#Column: Try trolling at night

Make sure you have a seasoned crew

#Column: Try trolling at night

You’ve heard a friend say at some point, “Hey watch this, I’m gonna try something.” Generally what happens next usually requires stiches. But on that rare occasion, an amazing feat is discovered or achieved. Well, this week I had a similar experience. I had a group of fellas from England and Australia who really wanted to fish but the meetings they were attending kept them busy until late in the afternoon. I explained that we could do some shark fishing or maybe even a tarpon trip, but we were very limited on daylight for offshore species. Then I asked myself, “Has anyone ever tried trolling at night?”

I called them back and said the words I mentioned earlier. They agreed and we left the dock at a little after 5 p.m. By the time we got to our chosen spot we had around an hour of daylight left. Instantly the tuna and bonita were blowing up on our trolling baits. I figured even if it didn’t work after dark, we had a few good ones in the box. Then our high-speed plug rod started smoking off yardage and I knew we had hung a wahoo.

So far nothing out of the ordinary. Everyone knows the tuna and wahoo like the low light of daybreak and sunset. But what would happen when the lights went out? Sunset came and went and I decided to mark my lines at the outrigger and flat line lengths so I knew how far to put them out once I could no longer see them. After the glasses came off and squinting no longer worked, there we were, trolling at night.

We learned a lot about trolling at night. For example, if you venture inside of 140 feet or so you are now in the minefield of traps and can’t see them. It’s also hard to tell if bait has been chomped or if it’s dragging weeds — you can’t see it.

Working off the glow of the GPS and depth sounder we continued our zigzag pattern along the edge of the reef. Without a bite for around 30 minutes or so I figured that was it, it’s was over for the night.

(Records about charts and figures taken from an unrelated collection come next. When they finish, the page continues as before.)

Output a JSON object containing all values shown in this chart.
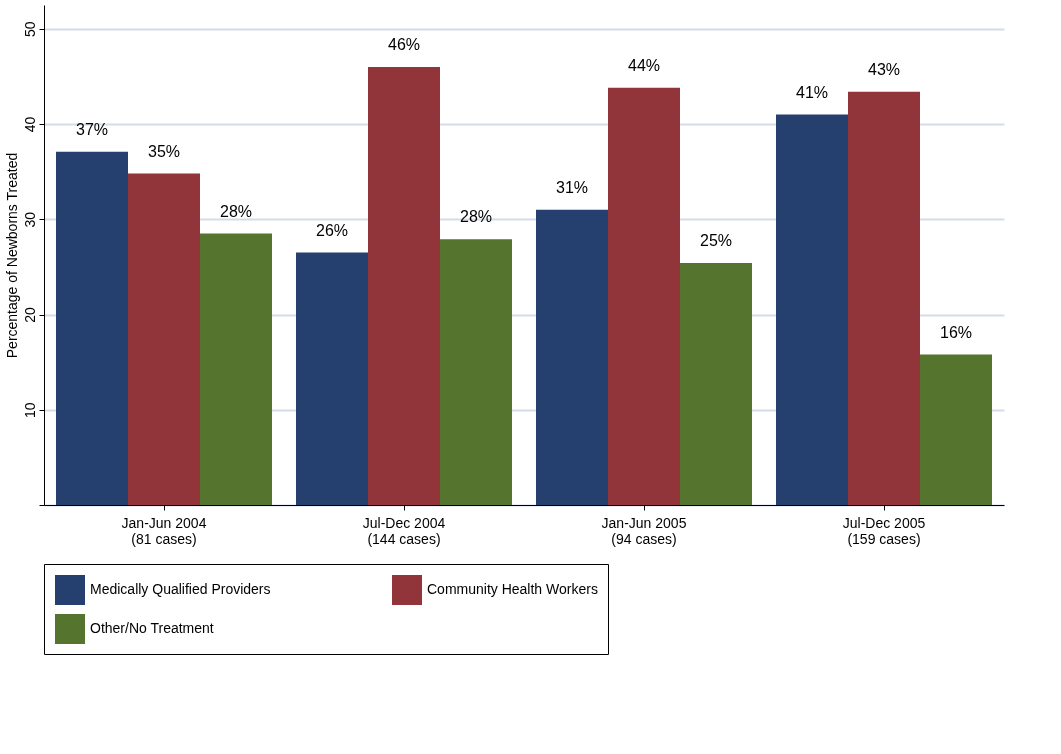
{
  "chart_data": {
    "type": "bar",
    "ylabel": "Percentage of Newborns Treated",
    "categories": [
      "Jan-Jun 2004\n(81 cases)",
      "Jul-Dec 2004\n(144 cases)",
      "Jan-Jun 2005\n(94 cases)",
      "Jul-Dec 2005\n(159 cases)"
    ],
    "series": [
      {
        "name": "Medically Qualified Providers",
        "color": "#253f6e",
        "values": [
          37.1,
          26.5,
          31.0,
          41.0
        ],
        "value_labels": [
          "37%",
          "26%",
          "31%",
          "41%"
        ]
      },
      {
        "name": "Community Health Workers",
        "color": "#92353b",
        "values": [
          34.8,
          46.0,
          43.8,
          43.4
        ],
        "value_labels": [
          "35%",
          "46%",
          "44%",
          "43%"
        ]
      },
      {
        "name": "Other/No Treatment",
        "color": "#55752f",
        "values": [
          28.5,
          27.9,
          25.4,
          15.8
        ],
        "value_labels": [
          "28%",
          "28%",
          "25%",
          "16%"
        ]
      }
    ],
    "ylim": [
      0,
      52.5
    ],
    "yticks": [
      {
        "value": 0,
        "label": null
      },
      10,
      20,
      30,
      40,
      50
    ],
    "grid": "y",
    "legend": "bottom"
  }
}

Then, in about 120 feet of water, both outrigger clips snapped and the spools started singing. Shortly after, the flat line joined in and we had three on. All were nice blackfin tuna! Man, were we excited to learn about the night bite. I kept the engines in gear and headed offshore at an idle to get rigged again.

Everyone forgot about the plug rod, which was all by itself in the back while we were taking photos and extracting hooks. It reminded us of its presence with a high-pitched squeal. And, what do you know, wahoo will bite at night too!

We got things back out and got covered up again by a pack of bonitas. In fact, it’s apparent the fish are not as “boat shy” after darkness falls. The tunas and bonitas were eating the flatline as quick as the outriggers. Needless to say the boys were happy and we started heading back to the dock.

Did it work? Yes. Was it fun? Yes. Would I do it again? For sure.

I certainly wouldn’t suggest it unless you have a fairly seasoned crew and are very sure of your boating skills and equipment. Local knowledge is key. We had one guy up front on lookout the entire time and our trip home was not nearly as quick as the trip out. One thing for sure, it was definitely cooler than the midday sun.

Remember, if you are out on a boat at night for any reason makes sure you are prepared for everything. The ocean is a different place at night. Be careful and always respect the weather and Mother Ocean. I hope to see you out there and good luck.